Tuesday, September 25, 2007

Oh, the drama

So I actually wrote this post months ago, right about my "Acting Up" club performed its first, um, performance: The Case of the President's Laser Protected Disappearing Time Machine. Yesterday, the Acting Club met again for the first time since the performance, and once again I found myself wondering why I didn't blog about the process. I think it was because we met on Fridays and afterwards, I always kind of wanted to die. Anyway, here are some observations that I noted after the first performance:

Usually, I come up with programs and then market them, but this program was actually the brainchild of two girls who come to the library every Friday to do things like check the circulation on their favorite sci-fi novels and research a family tree. And at first I kind of put them off, but they wore me down to the point that I put a handwritten sign-up sheet on the table, and told them we'd do it if they could get 10 kids to sign up. (That's the most I've ever had attend any of my brainchildren.)

There were 10 names in three days. Lesson learned.

Then I wanted to also attract kids who might not sign up for a drama club, so I created a poster that said "Don't worry--no one has to wear tights ..." and called the group the "Acting Up" club. I forgot that even middle school kids are developmentally unlikely to take things figuratively. Three boys reported for duty the first day and actually thought they were in the wrong place when someone said "drama club." They were like, "Hell no, we here to act up."

I made everything up as I went along, including rules, so we ended up with a three-part code:
  1. No flying kicks.
  1. No simulating sex with Beyonce.

  2. No questioning people's sexuality or gender.

I wanted to write one of those vote-for-who-did-it-surprise-ending-mysteries like Shear Madness or The Mystery of Edwin Drood. So I had the kids choose the setting and then the crime and then develop characters. And for setting they chose the Whitehouse, and then they wanted the crime to be the theft of the American flag from the oval office to protest the election of the first black President ... and I went upstairs and explained this to my boss, insisting that the whole thing wasn't a cover for my radical political organizing and it was all Their Idea. I admit I was a little relieved when the following week, they had changed their collective and mysterious mind and wanted the stolen item to be a time machine ... or a wheel of cheese.

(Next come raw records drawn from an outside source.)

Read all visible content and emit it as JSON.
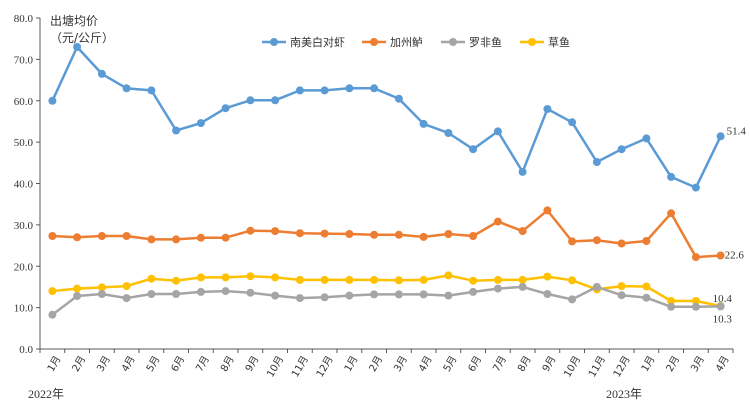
{
  "chart_data": {
    "type": "line",
    "ylabel": [
      "出塘均价",
      "（元/公斤）"
    ],
    "ylim": [
      0,
      80
    ],
    "y_ticks": [
      "0.0",
      "10.0",
      "20.0",
      "30.0",
      "40.0",
      "50.0",
      "60.0",
      "70.0",
      "80.0"
    ],
    "grid": false,
    "legend_position": "top-center",
    "categories": [
      "1月",
      "2月",
      "3月",
      "4月",
      "5月",
      "6月",
      "7月",
      "8月",
      "9月",
      "10月",
      "11月",
      "12月",
      "1月",
      "2月",
      "3月",
      "4月",
      "5月",
      "6月",
      "7月",
      "8月",
      "9月",
      "10月",
      "11月",
      "12月",
      "1月",
      "2月",
      "3月",
      "4月"
    ],
    "year_labels": [
      {
        "text": "2022年",
        "category_index": 0
      },
      {
        "text": "2023年",
        "category_index": 24
      }
    ],
    "series": [
      {
        "name": "南美白对虾",
        "color": "#5b9bd5",
        "end_label": "51.4",
        "values": [
          60.0,
          73.0,
          66.5,
          63.0,
          62.5,
          52.8,
          54.6,
          58.2,
          60.1,
          60.1,
          62.5,
          62.5,
          63.0,
          63.0,
          60.5,
          54.4,
          52.2,
          48.3,
          52.6,
          42.8,
          58.0,
          54.8,
          45.2,
          48.3,
          50.9,
          41.6,
          39.0,
          51.4
        ]
      },
      {
        "name": "加州鲈",
        "color": "#ed7d31",
        "end_label": "22.6",
        "values": [
          27.3,
          27.0,
          27.3,
          27.3,
          26.5,
          26.5,
          26.9,
          26.9,
          28.6,
          28.5,
          28.0,
          27.9,
          27.8,
          27.6,
          27.6,
          27.1,
          27.8,
          27.3,
          30.8,
          28.5,
          33.5,
          26.0,
          26.3,
          25.5,
          26.1,
          32.8,
          22.2,
          22.6
        ]
      },
      {
        "name": "罗非鱼",
        "color": "#a5a5a5",
        "end_label": "10.3",
        "values": [
          8.3,
          12.8,
          13.3,
          12.3,
          13.3,
          13.3,
          13.8,
          14.0,
          13.6,
          12.9,
          12.3,
          12.5,
          12.9,
          13.2,
          13.2,
          13.2,
          12.9,
          13.8,
          14.6,
          15.0,
          13.3,
          12.0,
          15.0,
          13.0,
          12.4,
          10.2,
          10.2,
          10.3
        ]
      },
      {
        "name": "草鱼",
        "color": "#ffc000",
        "end_label": "10.4",
        "values": [
          14.0,
          14.6,
          14.9,
          15.2,
          17.0,
          16.5,
          17.3,
          17.3,
          17.6,
          17.3,
          16.7,
          16.7,
          16.7,
          16.7,
          16.6,
          16.7,
          17.8,
          16.5,
          16.7,
          16.7,
          17.5,
          16.6,
          14.4,
          15.2,
          15.1,
          11.6,
          11.6,
          10.4
        ]
      }
    ]
  }
}
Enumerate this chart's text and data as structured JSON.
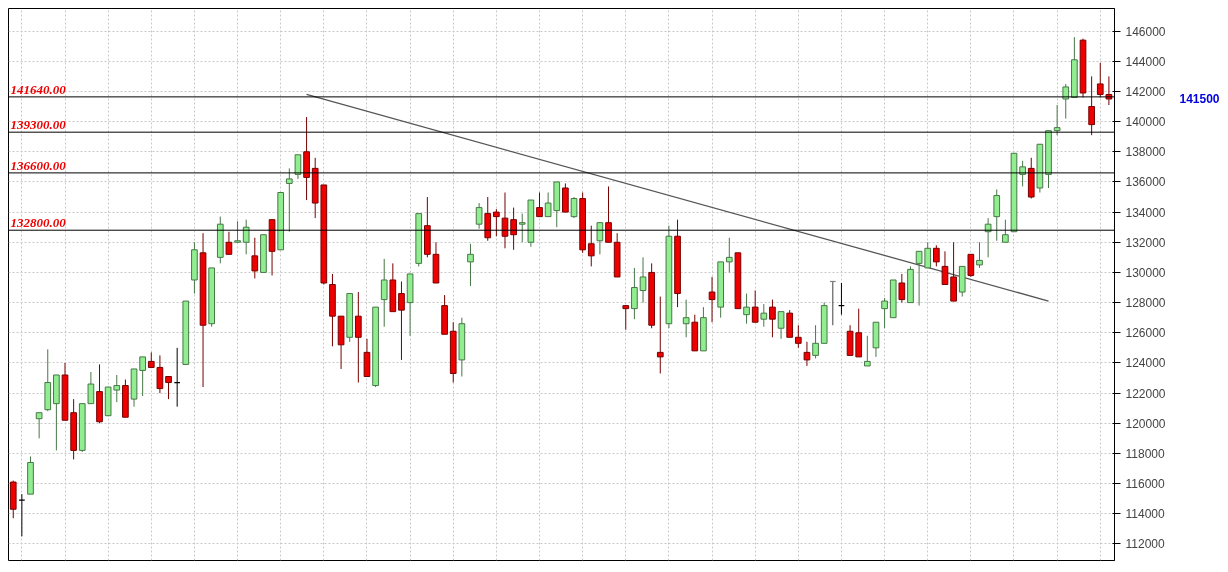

Three weeks into the program, one of the stars of our play was kicked out of the library for a month. I tried to talk to him out front one day, but he just leaned against the bike rack and wouldn't look me in the eye. Apparently, he got all up in the face of one of the librarians, swearing, etc., and nothing I could do would get him reinstated until he'd done the time.

A week before the performance, while I was at ALA, one of the teen employees ran a last rehearsal, and every one of my kids showed up (including the kid who was in exile for awhile) and then every one of them got kicked out of the library. Yeah. For real.

On the day of the performance I baked 50 chocolate chip muffins (with the oven at 200 for the first 10 minutes because I'm scatterbrained); collected an assortment of hats, scarves, and props; said a prayer that the time machine would remain intact; and went to the library. Everything went swimmingly during our lightning-fast-top-secret-whispered rehearsal, except that The Scientist didn't show. I called his mom and she still had to pick him up for basketball practice.

It killed me, because this kid was brilliant. He designed the time machine, pronounced words like "perambulate" without flinching, and knew how to swear in Nigerian. But halfway through the second act, when I was in the middle of playing his role and mine (which was hard, because I kept having to change hats and switch which side of the table I was sitting on so I could interrogate myself), he showed! And the whole play stopped and the audience applauded and we went back to the beginning of Act II, and he got to take the time machine home with him.

So I'm uploading the script in case anyone really cares. I'm also mentally composing a list of things I learned that are hopefully transferrable, and I'll add that soon. I read/skimmed a number of books on teaching drama before I started the program, but I found that they were focused on the art of it, and I was just trying to get a show off the ground (art schmart). And in the end, I think I succeeded in that much. If nothing else, I made 50 muffins, right?